VAN SUSTEREN: What does Haiti need? I guess operating government. Anything else it needs?
WALKER: I think it needs to develop. It's got the resources there, that's the conundrum. You look at Haiti and the resources, the lush terrain, the beaches, our compound where we worked with Samaritan's Purse in Haiti. We're on the beach and sit and eat your meal ten yards from the water and I wouldn't put my toe in that water because of the infrastructure. The government hasn't developed a sewer system.
So I think that's the government particularly. We can't help them. We can help individuals in Haiti. We can't fix the Haiti government. We can't correct their problems. The government of Haiti has to be developed and focused on the long-term effort.
VAN SUSTEREN: I don't think you realize it's so hot there you drink a lot of water, and people drinking all these plastic bottles and then just chuck it. It ends up in the sewer system, it clogs everything up, I know that the Samaritan's Purse and reverend graham had to pay to retrieve those bottles to get them out of there so these drains, so there'd be less sewage stopped up. It's a horrible, never ending cycle.

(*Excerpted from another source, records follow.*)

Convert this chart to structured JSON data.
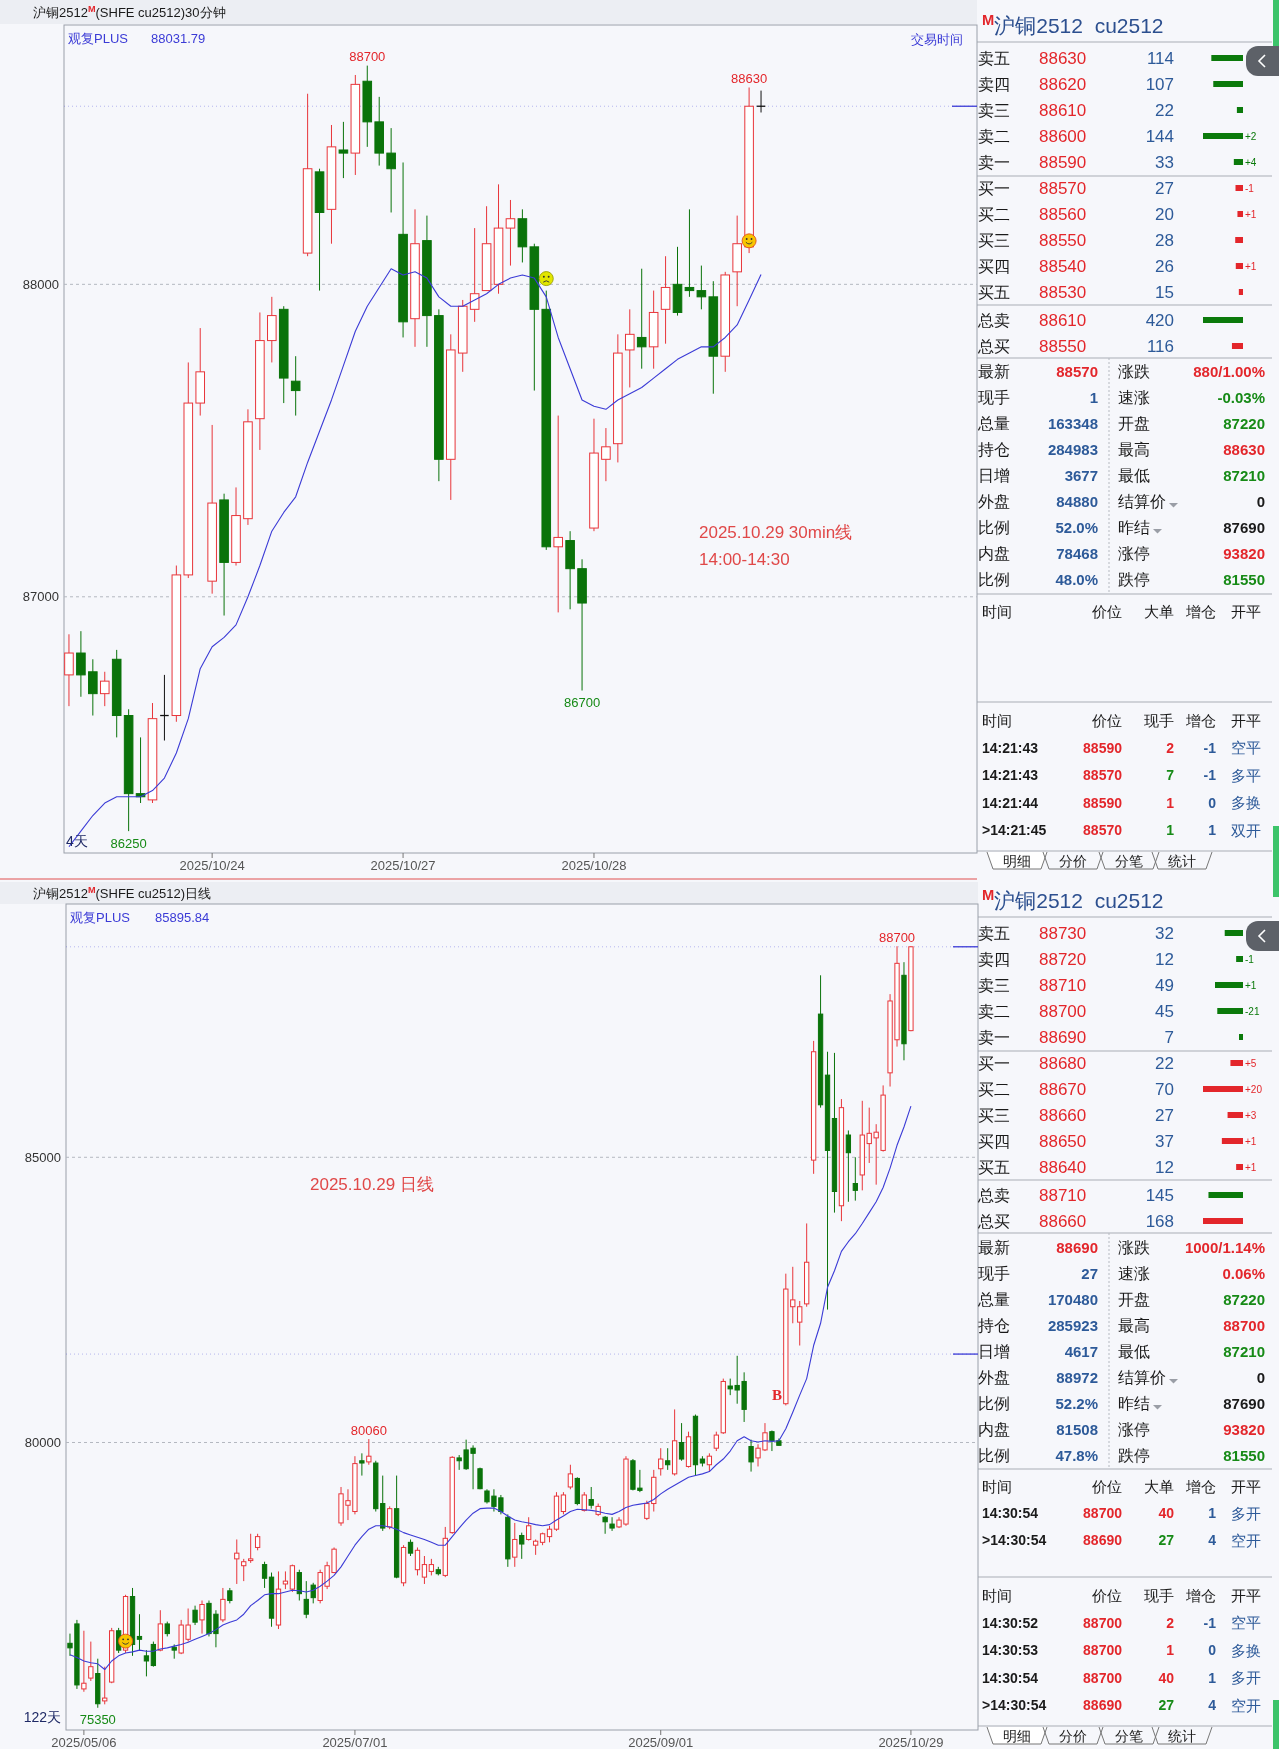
{
  "chart_data": [
    {
      "type": "candlestick",
      "title": "沪铜2512$^{M}$(SHFE cu2512)30分钟",
      "legend": "top left",
      "grid": "y",
      "ylim": [
        86180,
        88830
      ],
      "yticks": [
        87000,
        88000
      ],
      "categories": [
        null,
        null,
        null,
        null,
        null,
        null,
        null,
        null,
        null,
        null,
        null,
        null,
        "2025/10/24",
        null,
        null,
        null,
        null,
        null,
        null,
        null,
        null,
        null,
        null,
        null,
        null,
        null,
        null,
        null,
        "2025/10/27",
        null,
        null,
        null,
        null,
        null,
        null,
        null,
        null,
        null,
        null,
        null,
        null,
        null,
        null,
        null,
        "2025/10/28",
        null,
        null,
        null,
        null,
        null,
        null,
        null,
        null,
        null,
        null,
        null,
        null,
        null,
        null
      ],
      "ohlc": [
        [
          86750,
          86880,
          86650,
          86820
        ],
        [
          86820,
          86890,
          86680,
          86750
        ],
        [
          86760,
          86800,
          86620,
          86690
        ],
        [
          86690,
          86760,
          86650,
          86730
        ],
        [
          86800,
          86830,
          86550,
          86620
        ],
        [
          86620,
          86640,
          86250,
          86370
        ],
        [
          86370,
          86550,
          86340,
          86360
        ],
        [
          86350,
          86660,
          86340,
          86610
        ],
        [
          86620,
          86750,
          86540,
          86620
        ],
        [
          86620,
          87100,
          86600,
          87070
        ],
        [
          87070,
          87750,
          87060,
          87620
        ],
        [
          87620,
          87860,
          87580,
          87720
        ],
        [
          87050,
          87550,
          87010,
          87300
        ],
        [
          87310,
          87330,
          86940,
          87110
        ],
        [
          87110,
          87350,
          87100,
          87260
        ],
        [
          87250,
          87600,
          87230,
          87560
        ],
        [
          87570,
          87910,
          87470,
          87820
        ],
        [
          87820,
          87960,
          87750,
          87900
        ],
        [
          87920,
          87930,
          87620,
          87700
        ],
        [
          87690,
          87770,
          87580,
          87660
        ],
        [
          88100,
          88610,
          88090,
          88370
        ],
        [
          88360,
          88370,
          87980,
          88230
        ],
        [
          88240,
          88510,
          88130,
          88440
        ],
        [
          88430,
          88520,
          88340,
          88420
        ],
        [
          88420,
          88670,
          88350,
          88640
        ],
        [
          88650,
          88700,
          88440,
          88520
        ],
        [
          88520,
          88600,
          88380,
          88420
        ],
        [
          88420,
          88500,
          88230,
          88370
        ],
        [
          88160,
          88390,
          87830,
          87880
        ],
        [
          87890,
          88240,
          87800,
          88130
        ],
        [
          88140,
          88220,
          87800,
          87900
        ],
        [
          87900,
          87920,
          87370,
          87440
        ],
        [
          87440,
          87840,
          87310,
          87790
        ],
        [
          87780,
          87950,
          87720,
          87930
        ],
        [
          87920,
          88180,
          87880,
          87970
        ],
        [
          87980,
          88250,
          87980,
          88130
        ],
        [
          88000,
          88320,
          87970,
          88180
        ],
        [
          88180,
          88270,
          88060,
          88210
        ],
        [
          88210,
          88240,
          88070,
          88120
        ],
        [
          88120,
          88130,
          87660,
          87920
        ],
        [
          87920,
          87980,
          87150,
          87160
        ],
        [
          87160,
          87580,
          86950,
          87190
        ],
        [
          87180,
          87210,
          86960,
          87090
        ],
        [
          87090,
          87120,
          86700,
          86980
        ],
        [
          87220,
          87570,
          87210,
          87460
        ],
        [
          87440,
          87540,
          87370,
          87480
        ],
        [
          87490,
          87840,
          87430,
          87780
        ],
        [
          87790,
          87920,
          87670,
          87840
        ],
        [
          87830,
          88050,
          87730,
          87800
        ],
        [
          87800,
          87980,
          87730,
          87910
        ],
        [
          87920,
          88090,
          87810,
          87990
        ],
        [
          88000,
          88120,
          87900,
          87910
        ],
        [
          87990,
          88240,
          87960,
          87980
        ],
        [
          87980,
          88060,
          87920,
          87960
        ],
        [
          87960,
          88010,
          87650,
          87770
        ],
        [
          87770,
          88040,
          87720,
          88030
        ],
        [
          88040,
          88220,
          87930,
          88130
        ],
        [
          88120,
          88630,
          88100,
          88570
        ],
        [
          88570,
          88620,
          88550,
          88570
        ]
      ],
      "series": [
        {
          "name": "观复PLUS",
          "type": "line",
          "color": "#3b3bd6",
          "values": [
            86200,
            86250,
            86300,
            86340,
            86360,
            86360,
            86360,
            86380,
            86420,
            86500,
            86610,
            86770,
            86840,
            86870,
            86910,
            87000,
            87100,
            87210,
            87270,
            87320,
            87430,
            87530,
            87630,
            87740,
            87850,
            87930,
            87990,
            88050,
            88030,
            88040,
            88020,
            87960,
            87930,
            87930,
            87950,
            87970,
            88000,
            88020,
            88030,
            88020,
            87960,
            87830,
            87730,
            87630,
            87610,
            87600,
            87630,
            87650,
            87670,
            87700,
            87730,
            87760,
            87780,
            87800,
            87800,
            87830,
            87870,
            87950,
            88031.79
          ]
        }
      ],
      "ref_lines": [
        {
          "axis": "y",
          "value": 88570,
          "color": "#3b3bd6"
        }
      ],
      "annotations": [
        "88031.79",
        "交易时间",
        "2025.10.29 30min线\n14:00-14:30",
        "4天",
        {
          "text": "88700",
          "y": 88700
        },
        {
          "text": "88630",
          "y": 88630
        },
        {
          "text": "86700",
          "y": 86700
        },
        {
          "text": "86250",
          "y": 86250
        }
      ]
    },
    {
      "type": "bar",
      "orientation": "horizontal",
      "title": "$^{M}$沪铜2512  cu2512",
      "categories": [
        "卖五",
        "卖四",
        "卖三",
        "卖二",
        "卖一",
        "买一",
        "买二",
        "买三",
        "买四",
        "买五"
      ],
      "y2_categories": [
        "88630",
        "88620",
        "88610",
        "88600",
        "88590",
        "88570",
        "88560",
        "88550",
        "88540",
        "88530"
      ],
      "values": [
        114,
        107,
        22,
        144,
        33,
        27,
        20,
        28,
        26,
        15
      ],
      "colors": [
        "#0b7a0b",
        "#0b7a0b",
        "#0b7a0b",
        "#0b7a0b",
        "#0b7a0b",
        "#e3262b",
        "#e3262b",
        "#e3262b",
        "#e3262b",
        "#e3262b"
      ],
      "data_labels": true,
      "annotations": [
        "+2",
        "+4",
        "-1",
        "+1",
        "+1"
      ]
    },
    {
      "type": "bar",
      "orientation": "horizontal",
      "categories": [
        "总卖",
        "总买"
      ],
      "y2_categories": [
        "88610",
        "88550"
      ],
      "values": [
        420,
        116
      ],
      "colors": [
        "#0b7a0b",
        "#e3262b"
      ],
      "data_labels": true
    },
    {
      "type": "other",
      "annotations": [
        "最新",
        "88570",
        "涨跌",
        "880/1.00%",
        "现手",
        "1",
        "速涨",
        "-0.03%",
        "总量",
        "163348",
        "开盘",
        "87220",
        "持仓",
        "284983",
        "最高",
        "88630",
        "日增",
        "3677",
        "最低",
        "87210",
        "外盘",
        "84880",
        "结算价",
        "0",
        "比例",
        "52.0%",
        "昨结",
        "87690",
        "内盘",
        "78468",
        "涨停",
        "93820",
        "比例",
        "48.0%",
        "跌停",
        "81550"
      ]
    },
    {
      "type": "other",
      "annotations": [
        "时间",
        "价位",
        "大单",
        "增仓",
        "开平"
      ]
    },
    {
      "type": "other",
      "annotations": [
        "时间",
        "价位",
        "现手",
        "增仓",
        "开平",
        "14:21:43",
        "88590",
        "2",
        "-1",
        "空平",
        "14:21:43",
        "88570",
        "7",
        "-1",
        "多平",
        "14:21:44",
        "88590",
        "1",
        "0",
        "多换",
        ">14:21:45",
        "88570",
        "1",
        "1",
        "双开"
      ]
    },
    {
      "type": "other",
      "annotations": [
        "明细",
        "分价",
        "分笔",
        "统计"
      ]
    },
    {
      "type": "candlestick",
      "title": "沪铜2512$^{M}$(SHFE cu2512)日线",
      "legend": "top left",
      "grid": "y",
      "ylim": [
        74960,
        89440
      ],
      "yticks": [
        80000,
        85000
      ],
      "categories": [
        null,
        null,
        "2025/05/06",
        null,
        null,
        null,
        null,
        null,
        null,
        null,
        null,
        null,
        null,
        null,
        null,
        null,
        null,
        null,
        null,
        null,
        null,
        null,
        null,
        null,
        null,
        null,
        null,
        null,
        null,
        null,
        null,
        null,
        null,
        null,
        null,
        null,
        null,
        null,
        null,
        null,
        null,
        "2025/07/01",
        null,
        null,
        null,
        null,
        null,
        null,
        null,
        null,
        null,
        null,
        null,
        null,
        null,
        null,
        null,
        null,
        null,
        null,
        null,
        null,
        null,
        null,
        null,
        null,
        null,
        null,
        null,
        null,
        null,
        null,
        null,
        null,
        null,
        null,
        null,
        null,
        null,
        null,
        null,
        null,
        null,
        null,
        null,
        "2025/09/01",
        null,
        null,
        null,
        null,
        null,
        null,
        null,
        null,
        null,
        null,
        null,
        null,
        null,
        null,
        null,
        null,
        null,
        null,
        null,
        null,
        null,
        null,
        null,
        null,
        null,
        null,
        null,
        null,
        null,
        null,
        null,
        null,
        null,
        null,
        null,
        "2025/10/29"
      ],
      "ohlc": [
        [
          76480,
          76650,
          76260,
          76400
        ],
        [
          76820,
          76890,
          75680,
          75750
        ],
        [
          75680,
          76700,
          75630,
          75780
        ],
        [
          75870,
          76510,
          75820,
          76070
        ],
        [
          75950,
          76210,
          75350,
          75420
        ],
        [
          75470,
          76070,
          75410,
          75520
        ],
        [
          75800,
          76750,
          75780,
          76700
        ],
        [
          76700,
          76750,
          76310,
          76360
        ],
        [
          76360,
          77330,
          76310,
          77300
        ],
        [
          77300,
          77450,
          76260,
          76460
        ],
        [
          76600,
          76990,
          76360,
          76550
        ],
        [
          76260,
          76360,
          75900,
          76170
        ],
        [
          76460,
          76510,
          76070,
          76090
        ],
        [
          76360,
          77060,
          76340,
          76820
        ],
        [
          76820,
          76860,
          76600,
          76650
        ],
        [
          76410,
          76460,
          76210,
          76360
        ],
        [
          76310,
          76890,
          76290,
          76800
        ],
        [
          76550,
          77090,
          76510,
          76800
        ],
        [
          77060,
          77140,
          76800,
          76850
        ],
        [
          76890,
          77230,
          76650,
          77160
        ],
        [
          77180,
          77230,
          76600,
          76650
        ],
        [
          76990,
          77060,
          76410,
          76650
        ],
        [
          76890,
          77450,
          76850,
          77250
        ],
        [
          77400,
          77450,
          77180,
          77230
        ],
        [
          77960,
          78300,
          77520,
          78060
        ],
        [
          77840,
          77960,
          77570,
          77910
        ],
        [
          77930,
          78400,
          77890,
          77960
        ],
        [
          78160,
          78400,
          78110,
          78350
        ],
        [
          77860,
          77910,
          77450,
          77620
        ],
        [
          77640,
          77720,
          76770,
          76920
        ],
        [
          76800,
          77740,
          76730,
          77430
        ],
        [
          77520,
          77740,
          77430,
          77570
        ],
        [
          77430,
          77860,
          77380,
          77840
        ],
        [
          77720,
          77770,
          77230,
          77350
        ],
        [
          77250,
          77570,
          76920,
          76990
        ],
        [
          77500,
          77540,
          77180,
          77280
        ],
        [
          77230,
          77770,
          77180,
          77720
        ],
        [
          77480,
          77910,
          77430,
          77840
        ],
        [
          77720,
          78160,
          77710,
          78130
        ],
        [
          78590,
          79220,
          78540,
          79100
        ],
        [
          78900,
          79180,
          78640,
          78980
        ],
        [
          78790,
          79760,
          78740,
          79630
        ],
        [
          79680,
          79810,
          79420,
          79640
        ],
        [
          79660,
          80060,
          79610,
          79760
        ],
        [
          79640,
          79680,
          78790,
          78840
        ],
        [
          78930,
          79420,
          78450,
          78500
        ],
        [
          78520,
          78880,
          78480,
          78840
        ],
        [
          78840,
          79420,
          77620,
          77640
        ],
        [
          77540,
          78200,
          77480,
          78160
        ],
        [
          78250,
          78300,
          78010,
          78060
        ],
        [
          77770,
          78160,
          77670,
          78110
        ],
        [
          77640,
          78010,
          77520,
          77860
        ],
        [
          77740,
          77960,
          77670,
          77860
        ],
        [
          77770,
          77820,
          77670,
          77700
        ],
        [
          77670,
          78520,
          77640,
          78320
        ],
        [
          78420,
          79760,
          78400,
          79740
        ],
        [
          79730,
          79780,
          79520,
          79680
        ],
        [
          79870,
          80050,
          79520,
          79540
        ],
        [
          79900,
          79950,
          79180,
          79810
        ],
        [
          79540,
          79560,
          79180,
          79190
        ],
        [
          79150,
          79180,
          78930,
          78960
        ],
        [
          79060,
          79180,
          78790,
          78880
        ],
        [
          79030,
          79080,
          78740,
          78790
        ],
        [
          78690,
          78740,
          77820,
          77960
        ],
        [
          77990,
          78590,
          77820,
          78300
        ],
        [
          78370,
          78420,
          77960,
          78220
        ],
        [
          78300,
          78690,
          78280,
          78540
        ],
        [
          78200,
          78300,
          78030,
          78270
        ],
        [
          78250,
          78420,
          78200,
          78400
        ],
        [
          78350,
          78540,
          78250,
          78480
        ],
        [
          78480,
          79130,
          78450,
          79060
        ],
        [
          78790,
          79130,
          78740,
          79080
        ],
        [
          79220,
          79610,
          79180,
          79450
        ],
        [
          79370,
          79390,
          78900,
          78930
        ],
        [
          78810,
          79130,
          78790,
          79080
        ],
        [
          79000,
          79220,
          78840,
          78900
        ],
        [
          78740,
          78930,
          78710,
          78880
        ],
        [
          78690,
          78710,
          78400,
          78610
        ],
        [
          78570,
          78690,
          78450,
          78500
        ],
        [
          78520,
          78690,
          78500,
          78640
        ],
        [
          78570,
          79760,
          78540,
          79710
        ],
        [
          79680,
          79710,
          79160,
          79180
        ],
        [
          79200,
          79520,
          79130,
          79160
        ],
        [
          78670,
          78980,
          78640,
          78930
        ],
        [
          78930,
          79520,
          78790,
          79390
        ],
        [
          79540,
          79900,
          79420,
          79710
        ],
        [
          79680,
          79900,
          79520,
          79610
        ],
        [
          79450,
          80580,
          79420,
          80030
        ],
        [
          80000,
          80340,
          79680,
          79710
        ],
        [
          79580,
          80190,
          79560,
          80100
        ],
        [
          80460,
          80490,
          79420,
          79610
        ],
        [
          79710,
          79760,
          79580,
          79640
        ],
        [
          79610,
          79810,
          79490,
          79760
        ],
        [
          79900,
          80190,
          79850,
          80130
        ],
        [
          80170,
          81120,
          80150,
          81070
        ],
        [
          80990,
          81120,
          80830,
          80940
        ],
        [
          81000,
          81520,
          80680,
          80920
        ],
        [
          81070,
          81230,
          80360,
          80580
        ],
        [
          79930,
          80050,
          79490,
          79660
        ],
        [
          79730,
          79970,
          79580,
          79900
        ],
        [
          79870,
          80340,
          79850,
          80170
        ],
        [
          80190,
          80210,
          79850,
          80030
        ],
        [
          80030,
          80070,
          79950,
          79950
        ],
        [
          80680,
          82960,
          80650,
          82690
        ],
        [
          82380,
          83080,
          82090,
          82500
        ],
        [
          82110,
          82480,
          81700,
          82380
        ],
        [
          82430,
          83840,
          82380,
          83160
        ],
        [
          84950,
          87040,
          84710,
          86850
        ],
        [
          87510,
          88190,
          85870,
          85920
        ],
        [
          86440,
          86850,
          82330,
          85120
        ],
        [
          85680,
          86830,
          84030,
          84400
        ],
        [
          84150,
          86020,
          83880,
          85870
        ],
        [
          85390,
          85470,
          84220,
          85080
        ],
        [
          84540,
          85000,
          84240,
          84420
        ],
        [
          84690,
          85990,
          84420,
          85390
        ],
        [
          85240,
          85870,
          84900,
          85420
        ],
        [
          85340,
          85580,
          84520,
          85440
        ],
        [
          85120,
          86260,
          85100,
          86090
        ],
        [
          86480,
          87860,
          86240,
          87740
        ],
        [
          87060,
          88700,
          86940,
          88400
        ],
        [
          88190,
          88420,
          86700,
          86990
        ],
        [
          87220,
          88700,
          87210,
          88690
        ]
      ],
      "series": [
        {
          "name": "观复PLUS",
          "type": "line",
          "color": "#3b3bd6",
          "values": [
            76280,
            76230,
            76170,
            76140,
            76120,
            76020,
            76170,
            76260,
            76310,
            76330,
            76360,
            76340,
            76340,
            76380,
            76400,
            76430,
            76460,
            76500,
            76550,
            76600,
            76650,
            76720,
            76800,
            76850,
            76890,
            76990,
            77140,
            77230,
            77330,
            77350,
            77350,
            77380,
            77410,
            77400,
            77380,
            77410,
            77480,
            77570,
            77670,
            77820,
            78010,
            78200,
            78350,
            78480,
            78540,
            78540,
            78520,
            78480,
            78420,
            78380,
            78340,
            78300,
            78250,
            78200,
            78200,
            78350,
            78500,
            78640,
            78760,
            78840,
            78850,
            78850,
            78790,
            78710,
            78640,
            78610,
            78590,
            78560,
            78540,
            78560,
            78640,
            78710,
            78790,
            78830,
            78820,
            78810,
            78790,
            78760,
            78740,
            78790,
            78860,
            78900,
            78920,
            78940,
            79000,
            79100,
            79180,
            79250,
            79320,
            79390,
            79420,
            79450,
            79490,
            79610,
            79710,
            79850,
            80030,
            80100,
            80030,
            80010,
            80030,
            80020,
            80030,
            80240,
            80530,
            80830,
            81120,
            81700,
            82090,
            82720,
            83010,
            83350,
            83520,
            83660,
            83840,
            84030,
            84220,
            84470,
            84810,
            85210,
            85530,
            85895.84
          ]
        }
      ],
      "ref_lines": [
        {
          "axis": "y",
          "value": 88690,
          "color": "#3b3bd6"
        },
        {
          "axis": "y",
          "value": 81550,
          "color": "#3b3bd6"
        }
      ],
      "annotations": [
        "85895.84",
        "2025.10.29 日线",
        "122天",
        "B",
        {
          "text": "88700",
          "y": 88700
        },
        {
          "text": "80060",
          "y": 80060
        },
        {
          "text": "75350",
          "y": 75350
        }
      ]
    },
    {
      "type": "bar",
      "orientation": "horizontal",
      "title": "$^{M}$沪铜2512  cu2512",
      "categories": [
        "卖五",
        "卖四",
        "卖三",
        "卖二",
        "卖一",
        "买一",
        "买二",
        "买三",
        "买四",
        "买五"
      ],
      "y2_categories": [
        "88730",
        "88720",
        "88710",
        "88700",
        "88690",
        "88680",
        "88670",
        "88660",
        "88650",
        "88640"
      ],
      "values": [
        32,
        12,
        49,
        45,
        7,
        22,
        70,
        27,
        37,
        12
      ],
      "colors": [
        "#0b7a0b",
        "#0b7a0b",
        "#0b7a0b",
        "#0b7a0b",
        "#0b7a0b",
        "#e3262b",
        "#e3262b",
        "#e3262b",
        "#e3262b",
        "#e3262b"
      ],
      "data_labels": true,
      "annotations": [
        "-1",
        "+1",
        "-21",
        "+5",
        "+20",
        "+3",
        "+1",
        "+1"
      ]
    },
    {
      "type": "bar",
      "orientation": "horizontal",
      "categories": [
        "总卖",
        "总买"
      ],
      "y2_categories": [
        "88710",
        "88660"
      ],
      "values": [
        145,
        168
      ],
      "colors": [
        "#0b7a0b",
        "#e3262b"
      ],
      "data_labels": true
    },
    {
      "type": "other",
      "annotations": [
        "最新",
        "88690",
        "涨跌",
        "1000/1.14%",
        "现手",
        "27",
        "速涨",
        "0.06%",
        "总量",
        "170480",
        "开盘",
        "87220",
        "持仓",
        "285923",
        "最高",
        "88700",
        "日增",
        "4617",
        "最低",
        "87210",
        "外盘",
        "88972",
        "结算价",
        "0",
        "比例",
        "52.2%",
        "昨结",
        "87690",
        "内盘",
        "81508",
        "涨停",
        "93820",
        "比例",
        "47.8%",
        "跌停",
        "81550"
      ]
    },
    {
      "type": "other",
      "annotations": [
        "时间",
        "价位",
        "大单",
        "增仓",
        "开平",
        "14:30:54",
        "88700",
        "40",
        "1",
        "多开",
        ">14:30:54",
        "88690",
        "27",
        "4",
        "空开"
      ]
    },
    {
      "type": "other",
      "annotations": [
        "时间",
        "价位",
        "现手",
        "增仓",
        "开平",
        "14:30:52",
        "88700",
        "2",
        "-1",
        "空平",
        "14:30:53",
        "88700",
        "1",
        "0",
        "多换",
        "14:30:54",
        "88700",
        "40",
        "1",
        "多开",
        ">14:30:54",
        "88690",
        "27",
        "4",
        "空开"
      ]
    },
    {
      "type": "other",
      "annotations": [
        "明细",
        "分价",
        "分笔",
        "统计"
      ]
    }
  ]
}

WALKER: One great program is our recycling program. We set up entrepreneurs. They pay and collect a group of businessmen working with them, they go out and gather the plastic and we bring it into a central facility and bundle and bail it with the machines we have and then take it to the recycling center. In just 2012 we returned almost $100,000 to the Haitian economy by paying the people involved in this program. So we helped make their lives better and showed them what it was like to be an entrepreneur, what it was like to take care of their family, what it was like to involve the community in this effort. And the end result was cleaning up Haiti, a huge problem.
VAN SUSTEREN: And on the same landmass is the Dominican Republic. It's a vastly different country. Why do you think the difference between the Dominican Republic on one side of the land mass and Haiti on the other. They look very different. One is prosperous and one is truly a country in crisis.
GRAHAM: It's just the government, Greta, no question. And Haiti had a dictator, one after another. And you could go right on down the line of these corrupt political leaders that have been in the country that have taken advantage of the Haitian people now for a little over a century.
They need America's involvement, no question. We need to be there and help the Haitian people. But I just wish that the United States government would get involved in even a bigger way and help them administratively. We did this to Iraq. How come we can't help them and do this in Haiti by actually putting them up, like a military administrative, somebody to go in and actually help run the country, set the systems back in place and turn it over to the Haitian people when every system is up and running. It can be done. We did it in Iraq.